Ofschoon de weg van Gods voorzienigheid zeer duister kan schijnen, zo is toch de taal van het geloof: “De Heere is bereid om te verlossen.” Indien gij uw ervaring in het verleden, nagaat, dan zult gij bevinden, dat God grote dingen voor u gedaan heeft. Is het niet waar, dat negen tiende van de moeilijkheden, die gij hebt verwacht, nooit gekomen zijn? Ik ben het zeer eens met Willem Bray, wiens vrouw, toen hij eens zonder cent thuis kwam, omdat hij al zijn geld had weggegeven, tot hem zei: “Nooit in mijn leven heb ik zo’n man gezien. Altijd zorgt gij voor de vrouwen en kinderen van anderen, terwijl uw eigen vrouw en kinderen van honger zouden kunnen omkomen.” Met grote kracht en nadruk antwoordde Willem: “Wel” vrouw, gij ziet dat gij nog nooit van honger zijt gestorven;” en dat was een feit, want daar stond zij als een levend getuigenis van de waarheid van zijn woorden.
HENRY VARLEY.
De goede oude Ds.
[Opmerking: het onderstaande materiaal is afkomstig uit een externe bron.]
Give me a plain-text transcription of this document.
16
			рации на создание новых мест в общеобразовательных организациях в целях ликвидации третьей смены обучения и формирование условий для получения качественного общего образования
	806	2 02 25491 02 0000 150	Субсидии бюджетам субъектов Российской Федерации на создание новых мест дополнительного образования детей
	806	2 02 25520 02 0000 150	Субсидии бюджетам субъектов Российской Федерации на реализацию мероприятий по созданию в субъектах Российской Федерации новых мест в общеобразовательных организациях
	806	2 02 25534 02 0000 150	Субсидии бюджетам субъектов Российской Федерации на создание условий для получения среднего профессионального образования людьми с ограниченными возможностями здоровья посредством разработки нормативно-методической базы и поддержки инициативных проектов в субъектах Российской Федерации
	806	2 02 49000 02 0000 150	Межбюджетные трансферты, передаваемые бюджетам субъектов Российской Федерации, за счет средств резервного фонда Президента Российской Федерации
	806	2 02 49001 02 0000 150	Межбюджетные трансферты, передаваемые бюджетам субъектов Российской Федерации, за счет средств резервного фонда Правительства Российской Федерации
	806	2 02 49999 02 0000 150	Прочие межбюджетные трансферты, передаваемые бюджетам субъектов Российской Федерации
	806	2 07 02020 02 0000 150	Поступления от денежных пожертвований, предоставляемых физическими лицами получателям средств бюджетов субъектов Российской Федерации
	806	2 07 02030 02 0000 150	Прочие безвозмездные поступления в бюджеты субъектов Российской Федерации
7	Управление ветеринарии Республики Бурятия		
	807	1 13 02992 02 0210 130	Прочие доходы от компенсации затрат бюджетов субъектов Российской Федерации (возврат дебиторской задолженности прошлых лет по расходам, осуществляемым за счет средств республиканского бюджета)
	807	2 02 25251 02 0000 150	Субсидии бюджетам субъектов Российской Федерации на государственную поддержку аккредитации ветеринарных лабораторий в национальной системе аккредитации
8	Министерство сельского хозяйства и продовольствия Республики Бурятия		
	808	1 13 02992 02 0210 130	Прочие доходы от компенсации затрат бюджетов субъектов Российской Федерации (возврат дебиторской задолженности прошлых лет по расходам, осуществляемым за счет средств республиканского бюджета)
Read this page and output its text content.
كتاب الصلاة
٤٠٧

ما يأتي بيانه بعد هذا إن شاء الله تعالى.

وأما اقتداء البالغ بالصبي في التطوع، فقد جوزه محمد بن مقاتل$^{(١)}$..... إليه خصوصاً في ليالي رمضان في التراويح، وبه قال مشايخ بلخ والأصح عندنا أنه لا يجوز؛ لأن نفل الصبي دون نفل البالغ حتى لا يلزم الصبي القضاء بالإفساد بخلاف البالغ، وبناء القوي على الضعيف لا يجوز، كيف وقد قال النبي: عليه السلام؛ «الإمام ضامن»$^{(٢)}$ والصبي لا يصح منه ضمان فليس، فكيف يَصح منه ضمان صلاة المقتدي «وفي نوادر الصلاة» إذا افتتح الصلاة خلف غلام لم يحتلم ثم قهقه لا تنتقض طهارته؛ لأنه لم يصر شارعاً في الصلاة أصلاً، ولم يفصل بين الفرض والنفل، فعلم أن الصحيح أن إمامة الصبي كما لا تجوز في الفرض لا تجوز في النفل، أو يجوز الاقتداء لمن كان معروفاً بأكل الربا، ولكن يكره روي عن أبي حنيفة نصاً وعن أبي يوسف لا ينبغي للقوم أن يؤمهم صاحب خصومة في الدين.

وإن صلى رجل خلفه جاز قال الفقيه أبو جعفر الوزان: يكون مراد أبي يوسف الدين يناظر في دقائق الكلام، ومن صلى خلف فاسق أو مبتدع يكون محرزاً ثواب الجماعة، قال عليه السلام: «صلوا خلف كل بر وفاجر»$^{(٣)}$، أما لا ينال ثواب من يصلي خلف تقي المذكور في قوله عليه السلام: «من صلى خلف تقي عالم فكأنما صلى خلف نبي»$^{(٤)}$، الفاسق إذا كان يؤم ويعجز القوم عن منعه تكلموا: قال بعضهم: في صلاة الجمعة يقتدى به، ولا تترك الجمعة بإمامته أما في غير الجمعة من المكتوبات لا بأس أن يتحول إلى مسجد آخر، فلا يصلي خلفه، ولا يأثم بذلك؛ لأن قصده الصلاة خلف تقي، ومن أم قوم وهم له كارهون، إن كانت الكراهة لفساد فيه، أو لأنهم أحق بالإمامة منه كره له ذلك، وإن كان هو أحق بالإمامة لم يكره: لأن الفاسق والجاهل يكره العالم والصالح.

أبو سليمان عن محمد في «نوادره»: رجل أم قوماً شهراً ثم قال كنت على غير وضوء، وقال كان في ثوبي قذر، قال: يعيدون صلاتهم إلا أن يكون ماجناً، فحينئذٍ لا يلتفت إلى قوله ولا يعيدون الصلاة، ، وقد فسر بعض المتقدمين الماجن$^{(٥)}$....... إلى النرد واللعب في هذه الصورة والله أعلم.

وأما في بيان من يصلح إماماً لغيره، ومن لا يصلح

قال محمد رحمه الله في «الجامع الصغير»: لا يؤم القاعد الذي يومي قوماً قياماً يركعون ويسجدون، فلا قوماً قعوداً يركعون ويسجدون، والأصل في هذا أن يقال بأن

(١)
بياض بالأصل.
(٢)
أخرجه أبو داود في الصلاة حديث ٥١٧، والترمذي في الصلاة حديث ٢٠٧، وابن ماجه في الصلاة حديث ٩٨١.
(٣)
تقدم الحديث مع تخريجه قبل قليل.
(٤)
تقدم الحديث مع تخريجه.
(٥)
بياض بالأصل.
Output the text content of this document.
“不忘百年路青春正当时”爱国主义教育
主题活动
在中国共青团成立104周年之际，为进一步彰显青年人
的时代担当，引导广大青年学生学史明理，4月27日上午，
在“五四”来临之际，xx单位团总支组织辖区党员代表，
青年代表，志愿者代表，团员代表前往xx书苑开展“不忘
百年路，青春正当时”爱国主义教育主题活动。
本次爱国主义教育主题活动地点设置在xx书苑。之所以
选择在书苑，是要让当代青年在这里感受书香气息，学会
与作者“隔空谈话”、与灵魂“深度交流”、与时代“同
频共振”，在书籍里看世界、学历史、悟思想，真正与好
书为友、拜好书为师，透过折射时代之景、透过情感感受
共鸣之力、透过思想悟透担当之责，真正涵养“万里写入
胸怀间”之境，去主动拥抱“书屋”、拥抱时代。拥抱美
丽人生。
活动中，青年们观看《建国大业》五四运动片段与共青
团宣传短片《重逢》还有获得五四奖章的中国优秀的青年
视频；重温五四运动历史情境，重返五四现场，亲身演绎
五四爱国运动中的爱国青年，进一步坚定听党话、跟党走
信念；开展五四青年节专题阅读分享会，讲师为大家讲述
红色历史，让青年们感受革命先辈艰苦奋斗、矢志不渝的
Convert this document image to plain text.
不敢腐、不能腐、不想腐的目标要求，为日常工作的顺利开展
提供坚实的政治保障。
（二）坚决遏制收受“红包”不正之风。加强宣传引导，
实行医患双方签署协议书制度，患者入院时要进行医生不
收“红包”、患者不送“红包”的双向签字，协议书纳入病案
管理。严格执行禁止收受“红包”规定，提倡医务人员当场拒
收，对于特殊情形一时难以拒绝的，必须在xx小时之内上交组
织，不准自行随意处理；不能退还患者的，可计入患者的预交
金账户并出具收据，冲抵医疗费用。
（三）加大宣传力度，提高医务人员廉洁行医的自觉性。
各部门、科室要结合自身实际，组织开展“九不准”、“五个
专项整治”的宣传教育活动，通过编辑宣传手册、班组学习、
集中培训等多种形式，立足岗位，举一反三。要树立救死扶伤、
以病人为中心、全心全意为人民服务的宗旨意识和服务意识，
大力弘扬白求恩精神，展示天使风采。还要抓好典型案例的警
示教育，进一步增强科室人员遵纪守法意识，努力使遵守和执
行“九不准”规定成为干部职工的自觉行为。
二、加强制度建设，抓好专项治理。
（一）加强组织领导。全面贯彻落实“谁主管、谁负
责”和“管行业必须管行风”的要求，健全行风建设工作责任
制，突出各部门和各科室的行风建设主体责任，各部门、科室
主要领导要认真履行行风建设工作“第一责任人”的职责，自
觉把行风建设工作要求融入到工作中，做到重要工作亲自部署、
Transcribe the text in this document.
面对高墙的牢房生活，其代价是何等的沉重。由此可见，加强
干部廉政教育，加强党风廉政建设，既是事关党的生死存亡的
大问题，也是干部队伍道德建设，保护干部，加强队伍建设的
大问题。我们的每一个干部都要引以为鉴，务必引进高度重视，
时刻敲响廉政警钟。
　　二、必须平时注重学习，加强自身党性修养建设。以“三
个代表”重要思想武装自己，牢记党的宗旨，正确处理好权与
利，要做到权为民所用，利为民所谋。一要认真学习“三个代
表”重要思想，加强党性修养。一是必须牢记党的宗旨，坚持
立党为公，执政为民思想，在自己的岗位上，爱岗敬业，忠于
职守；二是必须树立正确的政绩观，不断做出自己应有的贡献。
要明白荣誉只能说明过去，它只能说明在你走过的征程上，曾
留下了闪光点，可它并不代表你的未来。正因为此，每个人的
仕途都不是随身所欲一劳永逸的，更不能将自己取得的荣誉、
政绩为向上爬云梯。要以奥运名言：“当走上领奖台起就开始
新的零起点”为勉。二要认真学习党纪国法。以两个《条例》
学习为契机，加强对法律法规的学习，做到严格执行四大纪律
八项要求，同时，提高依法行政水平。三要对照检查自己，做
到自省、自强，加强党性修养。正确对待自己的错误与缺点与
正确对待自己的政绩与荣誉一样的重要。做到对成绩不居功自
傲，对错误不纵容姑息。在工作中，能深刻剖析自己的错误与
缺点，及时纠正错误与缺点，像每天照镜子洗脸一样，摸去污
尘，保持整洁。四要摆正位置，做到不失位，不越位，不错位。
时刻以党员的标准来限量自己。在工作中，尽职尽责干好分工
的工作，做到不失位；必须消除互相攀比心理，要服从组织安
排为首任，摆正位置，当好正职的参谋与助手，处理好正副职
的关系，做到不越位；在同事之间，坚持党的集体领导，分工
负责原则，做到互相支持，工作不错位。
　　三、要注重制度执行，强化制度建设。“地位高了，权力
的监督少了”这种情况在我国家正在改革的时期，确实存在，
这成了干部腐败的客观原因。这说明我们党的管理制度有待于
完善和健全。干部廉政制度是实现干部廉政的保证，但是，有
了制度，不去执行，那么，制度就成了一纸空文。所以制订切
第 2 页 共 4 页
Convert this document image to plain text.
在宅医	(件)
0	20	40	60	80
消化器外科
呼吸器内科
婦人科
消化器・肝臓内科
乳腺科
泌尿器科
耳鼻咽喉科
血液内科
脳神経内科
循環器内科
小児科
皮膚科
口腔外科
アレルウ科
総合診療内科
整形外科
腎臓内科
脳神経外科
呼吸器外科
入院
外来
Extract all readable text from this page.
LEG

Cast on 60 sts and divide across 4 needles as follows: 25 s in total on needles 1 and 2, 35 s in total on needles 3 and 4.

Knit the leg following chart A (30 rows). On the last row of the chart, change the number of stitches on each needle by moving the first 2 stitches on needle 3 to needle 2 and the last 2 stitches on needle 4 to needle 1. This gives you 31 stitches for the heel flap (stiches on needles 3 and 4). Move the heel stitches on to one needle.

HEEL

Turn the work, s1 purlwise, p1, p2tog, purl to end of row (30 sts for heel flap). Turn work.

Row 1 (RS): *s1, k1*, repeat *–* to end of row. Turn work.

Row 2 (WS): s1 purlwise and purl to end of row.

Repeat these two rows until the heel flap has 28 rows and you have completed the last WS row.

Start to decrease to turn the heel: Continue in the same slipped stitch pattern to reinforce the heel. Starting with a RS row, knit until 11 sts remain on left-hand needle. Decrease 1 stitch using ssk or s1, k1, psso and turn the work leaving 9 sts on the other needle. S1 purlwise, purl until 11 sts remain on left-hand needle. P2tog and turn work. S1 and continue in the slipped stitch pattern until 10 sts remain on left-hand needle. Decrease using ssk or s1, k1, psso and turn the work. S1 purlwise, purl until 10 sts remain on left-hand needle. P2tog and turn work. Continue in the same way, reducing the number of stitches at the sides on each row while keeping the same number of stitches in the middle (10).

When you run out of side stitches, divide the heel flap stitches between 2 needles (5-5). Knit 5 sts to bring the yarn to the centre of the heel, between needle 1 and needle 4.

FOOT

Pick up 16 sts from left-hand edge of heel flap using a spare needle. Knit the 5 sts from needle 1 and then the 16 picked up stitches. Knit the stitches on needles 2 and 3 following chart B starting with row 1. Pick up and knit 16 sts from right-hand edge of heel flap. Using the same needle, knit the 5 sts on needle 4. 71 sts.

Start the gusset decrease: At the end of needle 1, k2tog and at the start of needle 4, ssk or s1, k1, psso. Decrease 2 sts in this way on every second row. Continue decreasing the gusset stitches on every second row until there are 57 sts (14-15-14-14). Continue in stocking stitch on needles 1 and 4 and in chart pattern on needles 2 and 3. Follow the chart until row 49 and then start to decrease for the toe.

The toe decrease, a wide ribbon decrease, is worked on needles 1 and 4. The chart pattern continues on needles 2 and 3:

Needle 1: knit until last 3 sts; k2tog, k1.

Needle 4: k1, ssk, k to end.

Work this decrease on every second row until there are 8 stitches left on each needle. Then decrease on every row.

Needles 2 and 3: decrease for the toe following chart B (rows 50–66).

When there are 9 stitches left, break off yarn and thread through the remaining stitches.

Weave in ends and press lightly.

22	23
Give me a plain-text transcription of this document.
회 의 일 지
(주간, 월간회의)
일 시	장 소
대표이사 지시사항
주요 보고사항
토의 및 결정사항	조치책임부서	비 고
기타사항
Crisp, die gedurende vijftig jaar President was geweest van het Seminarie van de Baptisten te Bristol, werd op het laatst van zijn leven zeer gekweld door de vrees, dat zijn geloof hem zou begeven. Toen men hem nu eens wees op het woord van de Schrift: “Die ook zijn eigen Zoon niet gespaard heeft, maar heeft hem voor ons allen overgegeven, hoe zal Hij ons ook met hem niet alle dingen schenken?” zei hij, na deze woorden bij zichzelf herhaald en er enige tijd over nagedacht te hebben: “Neen, het zou verkeerd zijn te twijfelen, ik kan niet, ik durf niet, ik wil niet twijfelen!”
S.A. SWALNE.
Sommige mensen denken, dat in twijfel verkeren een noodzakelijk deel is van de Christen ervaring, maar dit is volstrekt niet het geval. Een kind kan een diepe ervaring hebben van zijn vaders liefde, zonder ooit een enkel ogenblik van twijfel aan hem te hebben gekend. Niet alle ervaring van een Christen is Christelijke ervaring. Indien vele Christenen neerslachtig zijn, dan is dit geen reden waarom ik het ook zou moeten wezen; veeleer is het een reden, waarom ik er tegen behoor te waken. Indien er veel schapen zijn, die door vliegen worden gekweld, moet ik er dan naar verlangen, om ook mijn vacht vol van vliegeneieren te hebben ten einde aan hen gelijk te wezen? Nooit moet gij aan de Heere twijfelen, voor gij er reden toe hebt, en dan zult gij, zolang als gij leeft, nooit een ogenblik van twijfel kennen.
(1) Naar de Engelse overzetting.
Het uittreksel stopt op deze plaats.